Trotz einiger Hindernisse wird der Goldpreis sein Hoch bei 2.000 USD pro Unze schon in den kommenden Monaten zurückerobern, glauben die Analysten von Standard Chartered.

Im November sei Gold überkauft gewesen, als der Preis für eine Unze des gelben Metalls unter 1.800 USD pro Unze fiel, so die Experten. Im vergangenen Monat sei aber auch der größte Mittelabfluss bei börsennotierten Goldprodukten (ETP) seit November 2016 zu erkennen gewesen, hieß es weiter.

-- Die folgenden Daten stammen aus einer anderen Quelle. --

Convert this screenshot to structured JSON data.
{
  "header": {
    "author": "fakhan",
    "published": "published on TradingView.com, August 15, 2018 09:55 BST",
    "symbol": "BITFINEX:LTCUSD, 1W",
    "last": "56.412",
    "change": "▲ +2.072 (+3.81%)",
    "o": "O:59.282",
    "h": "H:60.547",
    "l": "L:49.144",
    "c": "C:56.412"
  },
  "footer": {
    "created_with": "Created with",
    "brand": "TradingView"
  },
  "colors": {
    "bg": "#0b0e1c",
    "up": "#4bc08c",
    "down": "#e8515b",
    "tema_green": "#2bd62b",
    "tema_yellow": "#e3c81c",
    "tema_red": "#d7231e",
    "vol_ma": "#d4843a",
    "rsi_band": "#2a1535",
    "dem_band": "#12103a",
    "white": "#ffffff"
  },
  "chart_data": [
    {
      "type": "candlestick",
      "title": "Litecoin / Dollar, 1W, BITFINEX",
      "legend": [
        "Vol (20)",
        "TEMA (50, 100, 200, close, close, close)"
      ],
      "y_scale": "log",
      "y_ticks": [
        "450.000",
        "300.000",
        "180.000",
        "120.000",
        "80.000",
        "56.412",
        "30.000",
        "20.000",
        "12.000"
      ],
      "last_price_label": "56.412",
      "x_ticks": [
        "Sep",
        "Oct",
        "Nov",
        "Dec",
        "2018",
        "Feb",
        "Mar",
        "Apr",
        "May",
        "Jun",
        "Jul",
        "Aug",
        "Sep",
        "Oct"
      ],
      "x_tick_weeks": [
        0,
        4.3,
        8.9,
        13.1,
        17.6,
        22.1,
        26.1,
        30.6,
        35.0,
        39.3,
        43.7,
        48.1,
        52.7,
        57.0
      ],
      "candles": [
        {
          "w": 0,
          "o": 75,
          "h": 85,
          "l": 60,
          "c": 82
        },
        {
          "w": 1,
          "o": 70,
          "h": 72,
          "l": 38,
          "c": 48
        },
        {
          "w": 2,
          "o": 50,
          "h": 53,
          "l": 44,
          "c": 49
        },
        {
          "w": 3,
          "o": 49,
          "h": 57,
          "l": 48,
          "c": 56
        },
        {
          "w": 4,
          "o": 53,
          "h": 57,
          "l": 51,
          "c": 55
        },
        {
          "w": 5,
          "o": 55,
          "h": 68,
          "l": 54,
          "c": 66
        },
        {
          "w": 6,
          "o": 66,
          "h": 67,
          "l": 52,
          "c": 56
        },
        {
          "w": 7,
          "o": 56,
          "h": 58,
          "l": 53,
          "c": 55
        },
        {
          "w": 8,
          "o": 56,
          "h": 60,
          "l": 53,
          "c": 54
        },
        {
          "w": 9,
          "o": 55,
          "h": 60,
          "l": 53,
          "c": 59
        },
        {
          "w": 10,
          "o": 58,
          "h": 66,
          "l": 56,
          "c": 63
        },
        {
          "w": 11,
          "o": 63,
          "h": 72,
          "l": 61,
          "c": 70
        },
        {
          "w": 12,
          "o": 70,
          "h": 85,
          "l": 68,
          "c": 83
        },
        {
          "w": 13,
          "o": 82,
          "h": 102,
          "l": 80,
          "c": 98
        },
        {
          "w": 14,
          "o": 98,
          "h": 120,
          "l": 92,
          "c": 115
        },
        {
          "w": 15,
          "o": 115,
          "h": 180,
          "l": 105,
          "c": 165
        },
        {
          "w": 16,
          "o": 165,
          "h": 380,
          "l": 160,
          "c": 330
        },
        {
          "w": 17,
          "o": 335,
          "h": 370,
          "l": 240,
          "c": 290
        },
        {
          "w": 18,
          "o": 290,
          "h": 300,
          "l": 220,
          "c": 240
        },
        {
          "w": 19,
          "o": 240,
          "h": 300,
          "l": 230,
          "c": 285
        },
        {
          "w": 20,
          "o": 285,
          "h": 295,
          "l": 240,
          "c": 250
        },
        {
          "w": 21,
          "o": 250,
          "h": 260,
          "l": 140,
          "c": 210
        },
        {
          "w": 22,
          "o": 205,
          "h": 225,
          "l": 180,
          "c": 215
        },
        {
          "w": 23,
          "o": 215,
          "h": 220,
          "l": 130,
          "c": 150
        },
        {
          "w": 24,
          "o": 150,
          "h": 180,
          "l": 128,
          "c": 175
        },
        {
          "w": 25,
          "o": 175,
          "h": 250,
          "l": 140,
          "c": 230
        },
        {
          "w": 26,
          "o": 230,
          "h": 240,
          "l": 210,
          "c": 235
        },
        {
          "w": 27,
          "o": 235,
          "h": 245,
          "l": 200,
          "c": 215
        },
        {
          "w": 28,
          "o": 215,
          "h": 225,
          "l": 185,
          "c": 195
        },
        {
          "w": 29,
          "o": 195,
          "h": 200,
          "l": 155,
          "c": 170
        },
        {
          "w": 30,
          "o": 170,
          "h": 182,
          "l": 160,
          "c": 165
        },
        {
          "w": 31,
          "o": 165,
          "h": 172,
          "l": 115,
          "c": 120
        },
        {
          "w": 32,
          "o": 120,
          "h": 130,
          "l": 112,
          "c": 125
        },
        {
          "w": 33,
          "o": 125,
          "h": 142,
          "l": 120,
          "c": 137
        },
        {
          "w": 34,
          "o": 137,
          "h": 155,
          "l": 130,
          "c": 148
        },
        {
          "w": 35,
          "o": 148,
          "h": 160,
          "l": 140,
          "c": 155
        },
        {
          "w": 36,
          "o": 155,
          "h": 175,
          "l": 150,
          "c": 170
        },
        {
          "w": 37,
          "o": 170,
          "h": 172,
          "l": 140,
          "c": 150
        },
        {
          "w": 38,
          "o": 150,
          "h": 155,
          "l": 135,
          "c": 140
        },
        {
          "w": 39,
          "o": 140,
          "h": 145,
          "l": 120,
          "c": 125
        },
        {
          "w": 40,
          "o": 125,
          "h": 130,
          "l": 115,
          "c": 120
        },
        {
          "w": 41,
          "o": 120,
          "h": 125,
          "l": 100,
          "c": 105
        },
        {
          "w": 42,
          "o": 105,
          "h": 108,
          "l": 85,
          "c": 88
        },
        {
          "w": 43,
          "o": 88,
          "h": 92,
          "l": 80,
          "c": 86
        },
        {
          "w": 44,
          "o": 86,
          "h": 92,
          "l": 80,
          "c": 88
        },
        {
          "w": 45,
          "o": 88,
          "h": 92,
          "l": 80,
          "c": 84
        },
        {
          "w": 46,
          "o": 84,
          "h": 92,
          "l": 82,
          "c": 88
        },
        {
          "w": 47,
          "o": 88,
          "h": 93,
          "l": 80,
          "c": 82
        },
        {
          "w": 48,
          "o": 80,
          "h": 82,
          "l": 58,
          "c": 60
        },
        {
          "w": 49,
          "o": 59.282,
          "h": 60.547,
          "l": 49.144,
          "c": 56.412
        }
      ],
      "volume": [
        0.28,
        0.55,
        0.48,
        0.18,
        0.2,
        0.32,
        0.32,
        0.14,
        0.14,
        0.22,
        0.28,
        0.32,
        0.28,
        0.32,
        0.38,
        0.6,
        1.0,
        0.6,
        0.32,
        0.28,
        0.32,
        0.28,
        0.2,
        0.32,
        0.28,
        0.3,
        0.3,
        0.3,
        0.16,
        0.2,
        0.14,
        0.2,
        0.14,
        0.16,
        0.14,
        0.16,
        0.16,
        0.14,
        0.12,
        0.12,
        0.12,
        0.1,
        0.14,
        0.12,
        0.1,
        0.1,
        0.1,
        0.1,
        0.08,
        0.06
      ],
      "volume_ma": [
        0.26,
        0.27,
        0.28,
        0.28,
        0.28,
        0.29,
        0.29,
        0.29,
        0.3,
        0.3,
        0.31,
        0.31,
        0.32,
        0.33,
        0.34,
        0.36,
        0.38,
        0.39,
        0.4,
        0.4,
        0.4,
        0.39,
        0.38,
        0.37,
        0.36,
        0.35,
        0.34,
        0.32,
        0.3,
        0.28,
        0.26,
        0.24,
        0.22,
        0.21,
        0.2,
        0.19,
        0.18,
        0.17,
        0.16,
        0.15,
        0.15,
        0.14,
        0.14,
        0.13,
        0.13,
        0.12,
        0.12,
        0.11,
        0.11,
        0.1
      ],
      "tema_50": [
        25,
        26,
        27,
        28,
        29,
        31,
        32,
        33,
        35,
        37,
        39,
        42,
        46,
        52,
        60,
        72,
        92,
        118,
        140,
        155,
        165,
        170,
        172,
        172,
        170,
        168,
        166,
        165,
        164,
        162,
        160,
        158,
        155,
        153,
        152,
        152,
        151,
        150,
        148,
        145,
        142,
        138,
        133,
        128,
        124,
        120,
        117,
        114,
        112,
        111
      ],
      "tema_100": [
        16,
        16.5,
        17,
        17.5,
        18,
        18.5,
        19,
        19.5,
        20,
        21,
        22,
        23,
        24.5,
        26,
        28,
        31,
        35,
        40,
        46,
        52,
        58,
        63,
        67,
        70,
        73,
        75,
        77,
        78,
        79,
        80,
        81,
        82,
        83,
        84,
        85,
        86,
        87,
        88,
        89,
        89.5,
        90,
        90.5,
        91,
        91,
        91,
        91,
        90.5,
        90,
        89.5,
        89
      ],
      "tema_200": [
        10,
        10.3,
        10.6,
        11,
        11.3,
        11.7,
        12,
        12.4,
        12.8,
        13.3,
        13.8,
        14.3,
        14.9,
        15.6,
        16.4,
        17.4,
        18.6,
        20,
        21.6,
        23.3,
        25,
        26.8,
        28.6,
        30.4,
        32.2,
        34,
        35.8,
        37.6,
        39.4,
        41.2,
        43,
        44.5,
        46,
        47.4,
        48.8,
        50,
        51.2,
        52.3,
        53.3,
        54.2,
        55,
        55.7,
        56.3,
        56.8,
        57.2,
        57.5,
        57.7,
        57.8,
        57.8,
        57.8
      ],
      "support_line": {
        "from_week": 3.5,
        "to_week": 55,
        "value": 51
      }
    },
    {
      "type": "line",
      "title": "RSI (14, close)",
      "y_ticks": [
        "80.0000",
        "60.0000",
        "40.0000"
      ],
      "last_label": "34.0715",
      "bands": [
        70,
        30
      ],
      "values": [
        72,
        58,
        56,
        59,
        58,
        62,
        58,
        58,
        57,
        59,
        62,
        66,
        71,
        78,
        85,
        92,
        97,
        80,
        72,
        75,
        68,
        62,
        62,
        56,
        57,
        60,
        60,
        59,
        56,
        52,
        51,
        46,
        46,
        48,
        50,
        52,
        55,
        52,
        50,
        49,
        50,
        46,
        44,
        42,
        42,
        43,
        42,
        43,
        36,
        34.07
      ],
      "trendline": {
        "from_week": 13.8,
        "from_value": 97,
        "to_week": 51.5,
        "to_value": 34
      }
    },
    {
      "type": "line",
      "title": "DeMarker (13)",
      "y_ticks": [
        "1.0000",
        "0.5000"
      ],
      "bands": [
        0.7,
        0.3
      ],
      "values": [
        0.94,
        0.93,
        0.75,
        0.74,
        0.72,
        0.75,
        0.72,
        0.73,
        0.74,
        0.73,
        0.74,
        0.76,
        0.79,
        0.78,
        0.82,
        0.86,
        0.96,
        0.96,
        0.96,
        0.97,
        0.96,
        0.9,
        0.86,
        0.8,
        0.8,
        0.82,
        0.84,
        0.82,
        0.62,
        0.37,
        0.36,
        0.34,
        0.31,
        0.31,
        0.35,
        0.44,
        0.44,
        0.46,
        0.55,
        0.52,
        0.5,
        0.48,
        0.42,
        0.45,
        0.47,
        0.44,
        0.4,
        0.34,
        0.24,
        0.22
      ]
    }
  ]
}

Geschätzt seien im November 112 Tonnen an Abflüssen zusammengekommen, was darauf hindeute, dass die Nettoauflösungen die größten seit November 2016 (der letzten US-Wahl) gewesen seien, so Standard Chartered. Sollten sich die Mittelabflüsse in diesem Tempo fortsetzen, dürfte Dezember zum Monat mit den zweitstärksten Mittelabflüssen überhaupt – nach April 2013 – werden. Zudem deute der deutliche Preisrückgang im November darauf hin, dass die schwachen Long-Positionen nun aus dem Markt gedrängt seien.

Das bedeute für Gold, dass die Wahrscheinlichkeit groß sei, dass das Edelmetall trotz kurzfristiger Widerstände in bestimmten Bereichen im ersten Quartal des kommenden Jahres an die Marke von 2.000 USD pro Unze zurückkehren werde. Schließlich seien die übergeordneten Makrofaktoren weiterhin sehr positiv für Gold, darunter ein schwächerer US-Dollar und die lockere Geldpolitik weltweit.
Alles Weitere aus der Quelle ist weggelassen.